The under-construction pipeline totaled roughly 46.2M rentable SF, down 0.1% from March 2026 and 0.3% year over year. Properties currently under construction represent 2.2% of existing national inventory.
Most metros saw little to no development growth. Of the top 30 markets tracked by Yardi Matrix, only three posted month-over-month increases in under-construction supply: San Diego, Houston, and Boston. San Diego recorded the sharpest increase, rising 110 basis points to 3.1% of existing inventory under construction.
Meanwhile, Phoenix and Sarasota-Cape Coral continued to lead the country in new supply concentration, with each market carrying under-construction inventory equal to 6.5% of existing stock. Both metros, however, experienced pullbacks from March levels. Sarasota-Cape Coral posted the steeper decline, dropping 130 basis points month over month.
Supply Pressures Begin To Ease
The slowdown in new construction reflects a broader recalibration across commercial real estate development pipelines. Higher financing costs, tighter lending conditions, and softer rent growth have made speculative self-storage projects more difficult to pencil.

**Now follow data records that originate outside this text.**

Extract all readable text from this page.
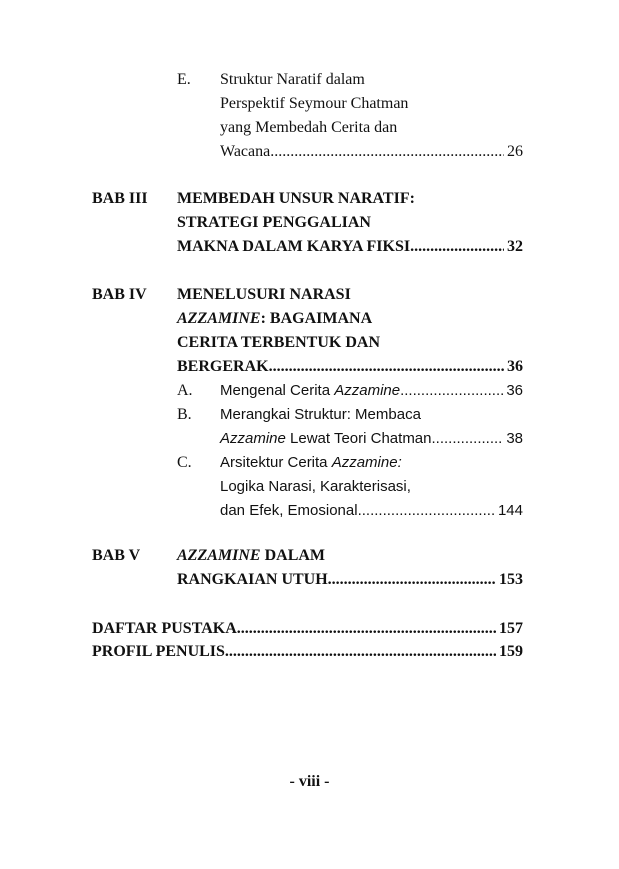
E. Struktur Naratif dalam
Perspektif Seymour Chatman
yang Membedah Cerita dan
Wacana .....	26
BAB III MEMBEDAH UNSUR NARATIF:
STRATEGI PENGGALIAN
MAKNA DALAM KARYA FIKSI .....	32
BAB IV MENELUSURI NARASI
AZZAMINE: BAGAIMANA
CERITA TERBENTUK DAN
BERGERAK .....	36
A. Mengenal Cerita Azzamine .....	36
B. Merangkai Struktur: Membaca
Azzamine Lewat Teori Chatman .....	38
C. Arsitektur Cerita Azzamine:
Logika Narasi, Karakterisasi,
dan Efek, Emosional .....	144
BAB V AZZAMINE DALAM
RANGKAIAN UTUH .....	153
DAFTAR PUSTAKA .....	157
PROFIL PENULIS .....	159
- viii -
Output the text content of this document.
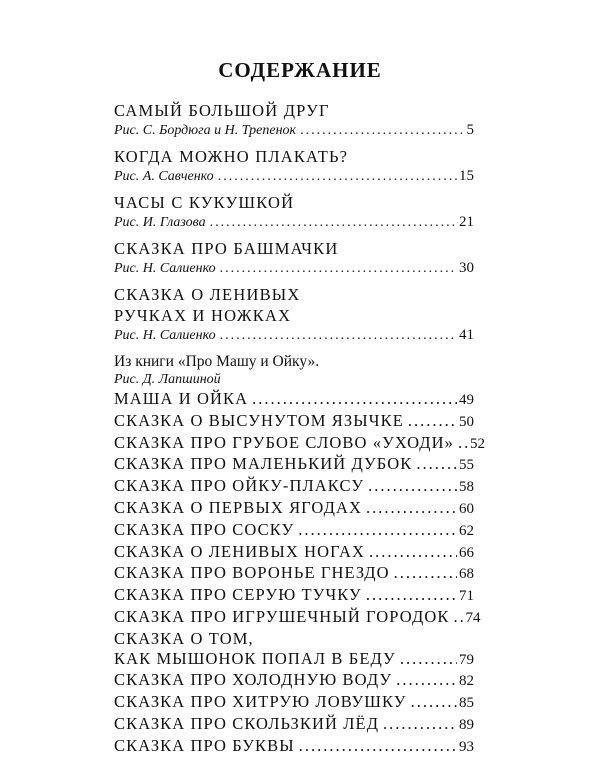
СОДЕРЖАНИЕ
САМЫЙ БОЛЬШОЙ ДРУГ
Рис. С. Бордюга и Н. Трепенок .....	5
КОГДА МОЖНО ПЛАКАТЬ?
Рис. А. Савченко .....	15
ЧАСЫ С КУКУШКОЙ
Рис. И. Глазова .....	21
СКАЗКА ПРО БАШМАЧКИ
Рис. Н. Салиенко .....	30
СКАЗКА О ЛЕНИВЫХ
РУЧКАХ И НОЖКАХ
Рис. Н. Салиенко .....	41
Из книги «Про Машу и Ойку».
Рис. Д. Лапшиной
МАША И ОЙКА .....	49
СКАЗКА О ВЫСУНУТОМ ЯЗЫЧКЕ .....	50
СКАЗКА ПРО ГРУБОЕ СЛОВО «УХОДИ» ..... 52
СКАЗКА ПРО МАЛЕНЬКИЙ ДУБОК .....	55
СКАЗКА ПРО ОЙКУ-ПЛАКСУ .....	58
СКАЗКА О ПЕРВЫХ ЯГОДАХ .....	60
СКАЗКА ПРО СОСКУ .....	62
СКАЗКА О ЛЕНИВЫХ НОГАХ .....	66
СКАЗКА ПРО ВОРОНЬЕ ГНЕЗДО .....	68
СКАЗКА ПРО СЕРУЮ ТУЧКУ .....	71
СКАЗКА ПРО ИГРУШЕЧНЫЙ ГОРОДОК ..... 74
СКАЗКА О ТОМ,
КАК МЫШОНОК ПОПАЛ В БЕДУ .....	79
СКАЗКА ПРО ХОЛОДНУЮ ВОДУ .....	82
СКАЗКА ПРО ХИТРУЮ ЛОВУШКУ .....	85
СКАЗКА ПРО СКОЛЬЗКИЙ ЛЁД .....	89
СКАЗКА ПРО БУКВЫ .....	93
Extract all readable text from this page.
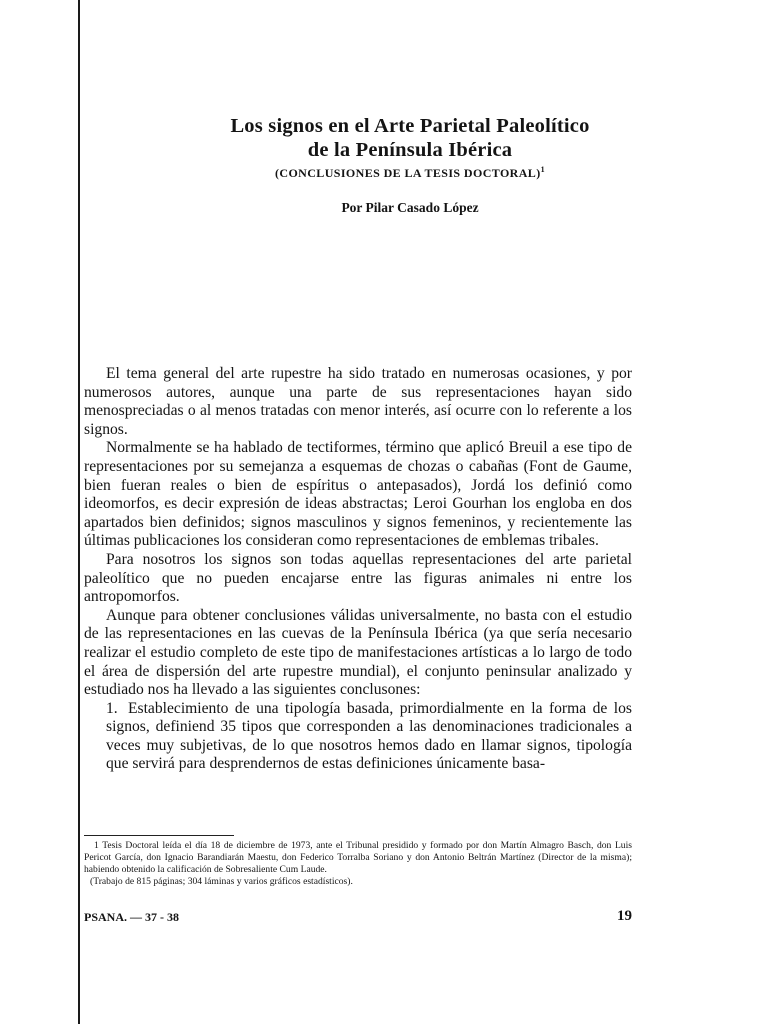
Los signos en el Arte Parietal Paleolítico
de la Península Ibérica
(CONCLUSIONES DE LA TESIS DOCTORAL)$^1$
Por Pilar Casado López

El tema general del arte rupestre ha sido tratado en numerosas ocasiones, y por numerosos autores, aunque una parte de sus representaciones hayan sido menospreciadas o al menos tratadas con menor interés, así ocurre con lo referente a los signos.

Normalmente se ha hablado de tectiformes, término que aplicó Breuil a ese tipo de representaciones por su semejanza a esquemas de chozas o cabañas (Font de Gaume, bien fueran reales o bien de espíritus o antepasados), Jordá los definió como ideomorfos, es decir expresión de ideas abstractas; Leroi Gourhan los engloba en dos apartados bien definidos; signos masculinos y signos femeninos, y recientemente las últimas publicaciones los consideran como representaciones de emblemas tribales.

Para nosotros los signos son todas aquellas representaciones del arte parietal paleolítico que no pueden encajarse entre las figuras animales ni entre los antropomorfos.

Aunque para obtener conclusiones válidas universalmente, no basta con el estudio de las representaciones en las cuevas de la Península Ibérica (ya que sería necesario realizar el estudio completo de este tipo de manifestaciones artísticas a lo largo de todo el área de dispersión del arte rupestre mundial), el conjunto peninsular analizado y estudiado nos ha llevado a las siguientes conclusones:

1. Establecimiento de una tipología basada, primordialmente en la forma de los signos, definiend 35 tipos que corresponden a las denominaciones tradicionales a veces muy subjetivas, de lo que nosotros hemos dado en llamar signos, tipología que servirá para desprendernos de estas definiciones únicamente basa-

1 Tesis Doctoral leída el día 18 de diciembre de 1973, ante el Tribunal presidido y formado por don Martín Almagro Basch, don Luis Pericot García, don Ignacio Barandiarán Maestu, don Federico Torralba Soriano y don Antonio Beltrán Martínez (Director de la misma); habiendo obtenido la calificación de Sobresaliente Cum Laude.

(Trabajo de 815 páginas; 304 láminas y varios gráficos estadísticos).

PSANA. — 37 - 38	19
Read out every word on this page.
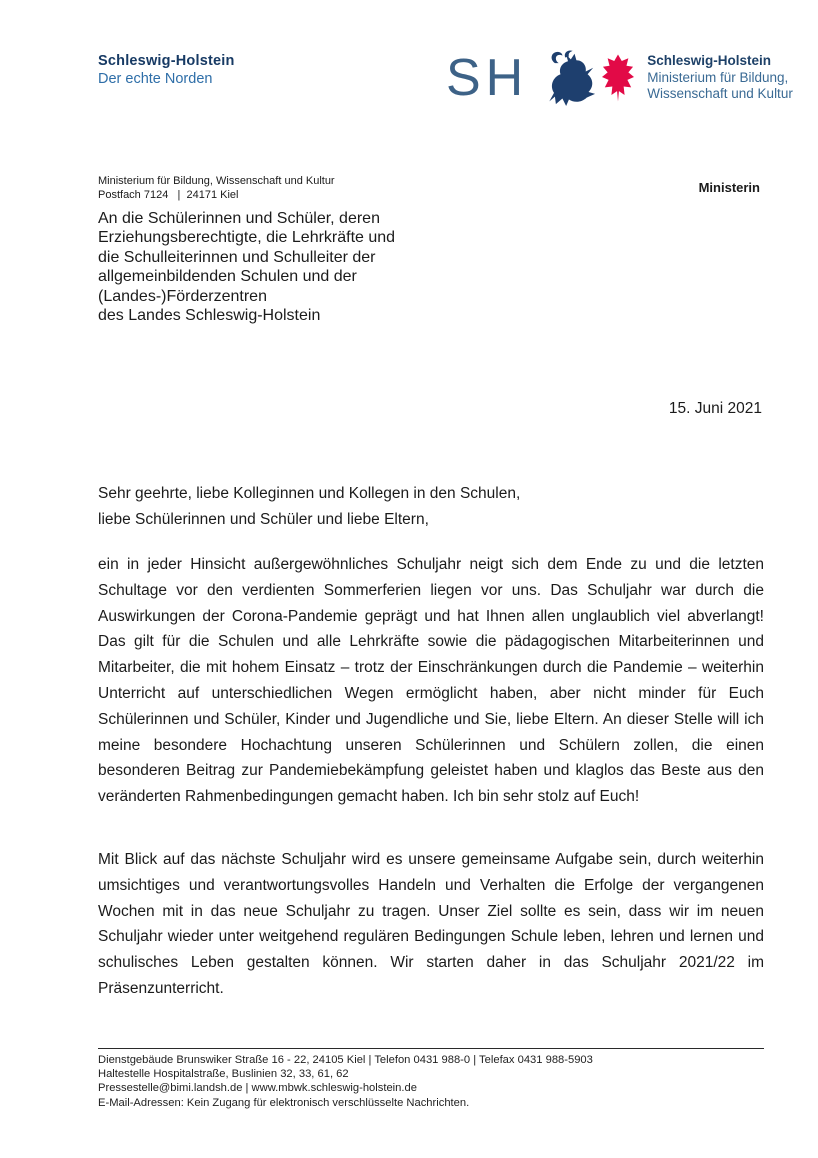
Schleswig-Holstein
Der echte Norden	SH	Schleswig-Holstein
Ministerium für Bildung,
Wissenschaft und Kultur
Ministerium für Bildung, Wissenschaft und Kultur
Postfach 7124   |  24171 Kiel	Ministerin
An die Schülerinnen und Schüler, deren
Erziehungsberechtigte, die Lehrkräfte und
die Schulleiterinnen und Schulleiter der
allgemeinbildenden Schulen und der
(Landes-)Förderzentren
des Landes Schleswig-Holstein
15. Juni 2021
Sehr geehrte, liebe Kolleginnen und Kollegen in den Schulen,
liebe Schülerinnen und Schüler und liebe Eltern,
ein in jeder Hinsicht außergewöhnliches Schuljahr neigt sich dem Ende zu und die letzten Schultage vor den verdienten Sommerferien liegen vor uns. Das Schuljahr war durch die Auswirkungen der Corona-Pandemie geprägt und hat Ihnen allen unglaublich viel abverlangt! Das gilt für die Schulen und alle Lehrkräfte sowie die pädagogischen Mitarbeiterinnen und Mitarbeiter, die mit hohem Einsatz – trotz der Einschränkungen durch die Pandemie – weiterhin Unterricht auf unterschiedlichen Wegen ermöglicht haben, aber nicht minder für Euch Schülerinnen und Schüler, Kinder und Jugendliche und Sie, liebe Eltern. An dieser Stelle will ich meine besondere Hochachtung unseren Schülerinnen und Schülern zollen, die einen besonderen Beitrag zur Pandemiebekämpfung geleistet haben und klaglos das Beste aus den veränderten Rahmenbedingungen gemacht haben. Ich bin sehr stolz auf Euch!
Mit Blick auf das nächste Schuljahr wird es unsere gemeinsame Aufgabe sein, durch weiterhin umsichtiges und verantwortungsvolles Handeln und Verhalten die Erfolge der vergangenen Wochen mit in das neue Schuljahr zu tragen. Unser Ziel sollte es sein, dass wir im neuen Schuljahr wieder unter weitgehend regulären Bedingungen Schule leben, lehren und lernen und schulisches Leben gestalten können. Wir starten daher in das Schuljahr 2021/22 im Präsenzunterricht.
Dienstgebäude Brunswiker Straße 16 - 22, 24105 Kiel | Telefon 0431 988-0 | Telefax 0431 988-5903
Haltestelle Hospitalstraße, Buslinien 32, 33, 61, 62
Pressestelle@bimi.landsh.de | www.mbwk.schleswig-holstein.de
E-Mail-Adressen: Kein Zugang für elektronisch verschlüsselte Nachrichten.
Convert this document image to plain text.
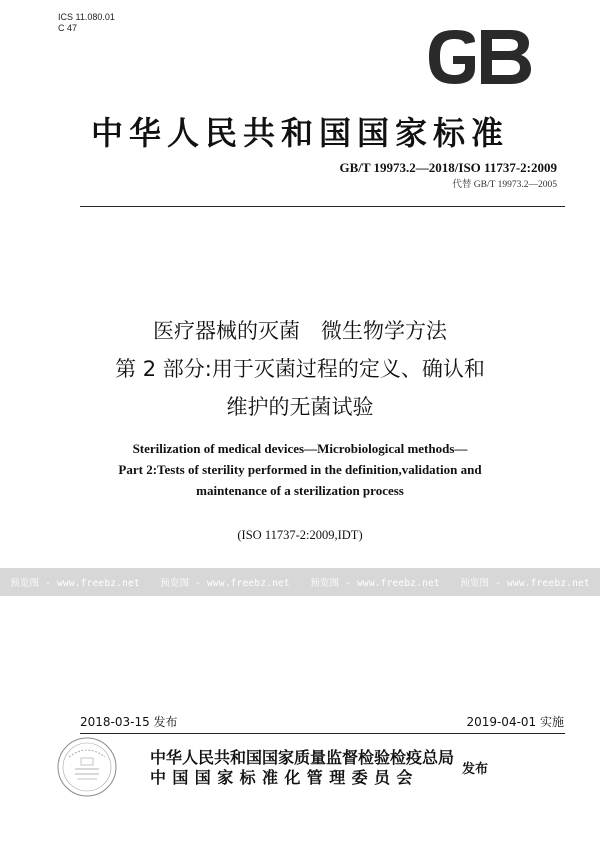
ICS 11.080.01
C 47
中华人民共和国国家标准
GB/T 19973.2—2018/ISO 11737-2:2009
代替 GB/T 19973.2—2005
医疗器械的灭菌　微生物学方法
第 2 部分:用于灭菌过程的定义、确认和
维护的无菌试验
Sterilization of medical devices—Microbiological methods—
Part 2:Tests of sterility performed in the definition,validation and
maintenance of a sterilization process
(ISO 11737-2:2009,IDT)
预览图 - www.freebz.net 预览图 - www.freebz.net 预览图 - www.freebz.net 预览图 - www.freebz.net
2018-03-15 发布	2019-04-01 实施
中华人民共和国国家质量监督检验检疫总局
中国国家标准化管理委员会	发布
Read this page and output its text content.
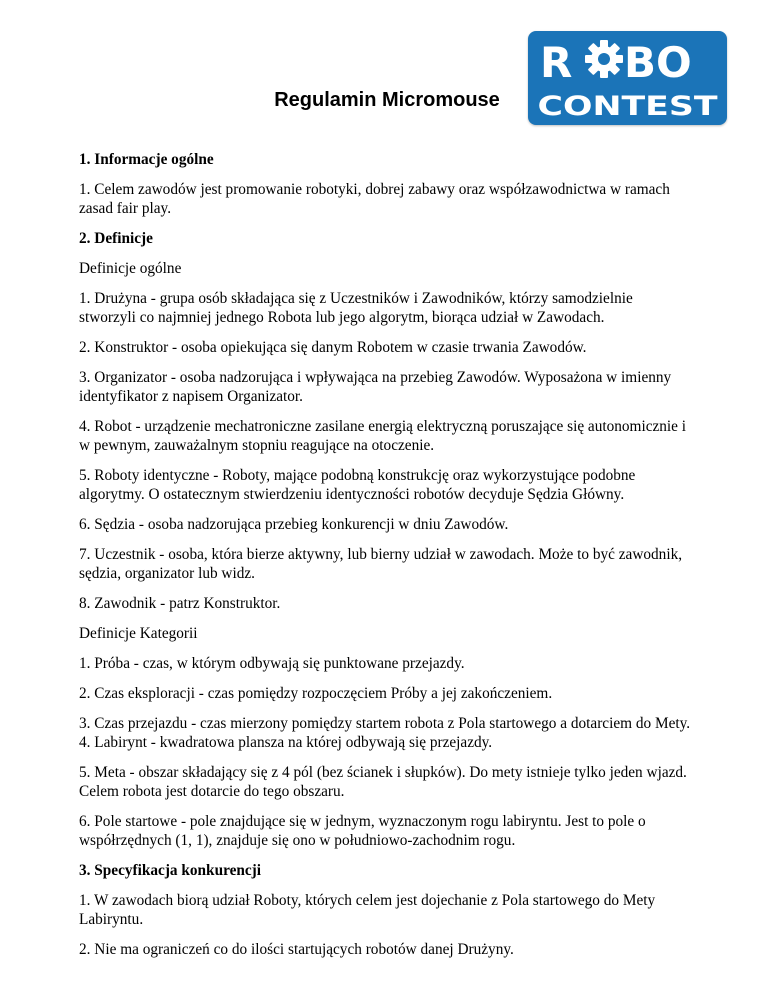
Regulamin Micromouse
R BO
CONTEST

1. Informacje ogólne

1. Celem zawodów jest promowanie robotyki, dobrej zabawy oraz współzawodnictwa w ramach zasad fair play.

2. Definicje

Definicje ogólne

1. Drużyna - grupa osób składająca się z Uczestników i Zawodników, którzy samodzielnie stworzyli co najmniej jednego Robota lub jego algorytm, biorąca udział w Zawodach.

2. Konstruktor - osoba opiekująca się danym Robotem w czasie trwania Zawodów.

3. Organizator - osoba nadzorująca i wpływająca na przebieg Zawodów. Wyposażona w imienny identyfikator z napisem Organizator.

4. Robot - urządzenie mechatroniczne zasilane energią elektryczną poruszające się autonomicznie i w pewnym, zauważalnym stopniu reagujące na otoczenie.

5. Roboty identyczne - Roboty, mające podobną konstrukcję oraz wykorzystujące podobne algorytmy. O ostatecznym stwierdzeniu identyczności robotów decyduje Sędzia Główny.

6. Sędzia - osoba nadzorująca przebieg konkurencji w dniu Zawodów.

7. Uczestnik - osoba, która bierze aktywny, lub bierny udział w zawodach. Może to być zawodnik, sędzia, organizator lub widz.

8. Zawodnik - patrz Konstruktor.

Definicje Kategorii

1. Próba - czas, w którym odbywają się punktowane przejazdy.

2. Czas eksploracji - czas pomiędzy rozpoczęciem Próby a jej zakończeniem.

3. Czas przejazdu - czas mierzony pomiędzy startem robota z Pola startowego a dotarciem do Mety. 4. Labirynt - kwadratowa plansza na której odbywają się przejazdy.

5. Meta - obszar składający się z 4 pól (bez ścianek i słupków). Do mety istnieje tylko jeden wjazd. Celem robota jest dotarcie do tego obszaru.

6. Pole startowe - pole znajdujące się w jednym, wyznaczonym rogu labiryntu. Jest to pole o współrzędnych (1, 1), znajduje się ono w południowo-zachodnim rogu.

3. Specyfikacja konkurencji

1. W zawodach biorą udział Roboty, których celem jest dojechanie z Pola startowego do Mety Labiryntu.

2. Nie ma ograniczeń co do ilości startujących robotów danej Drużyny.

Some markets are already seeing development activity stall almost entirely. Portland, Oregon, ranked last among Yardi Matrix’s top 30 metros for the third straight month, with under-construction supply holding steady at just 0.5% of inventory since February.
The moderation could offer relief for operators that spent the past two years competing against a wave of new facilities. Self-storage fundamentals remain stronger than many other commercial property types, but the sector has faced slower rent growth after pandemic-era demand normalized. Demand trends also remain uneven nationwide, even during the sector’s traditionally stronger leasing months.
Why It Matters
The self-storage sector appears to be moving into a more balanced phase after several years of aggressive expansion. Slower construction activity could help operators rebuild occupancy and stabilize rents, particularly in oversupplied Sun Belt markets.
The latest data also suggests investors are becoming more selective about development opportunities. Markets with heavy supply pipelines, including Phoenix and parts of Florida, may continue to face near-term pressure on rents and lease-up performance. But nationally, shrinking construction volumes could support healthier fundamentals heading into 2027.
What’s Next
Operators and investors will be watching whether monthly rent gains can continue through the peak summer leasing season. If construction activity continues to slow while demand remains steady, self-storage owners could regain stronger pricing leverage in the second half of 2026.
Attention will also remain focused on high-growth metros where supply levels are still elevated. Markets like Phoenix, Sarasota-Cape Coral, and Houston may serve as early indicators of how quickly the sector can absorb new inventory and return to sustained annual rent growth.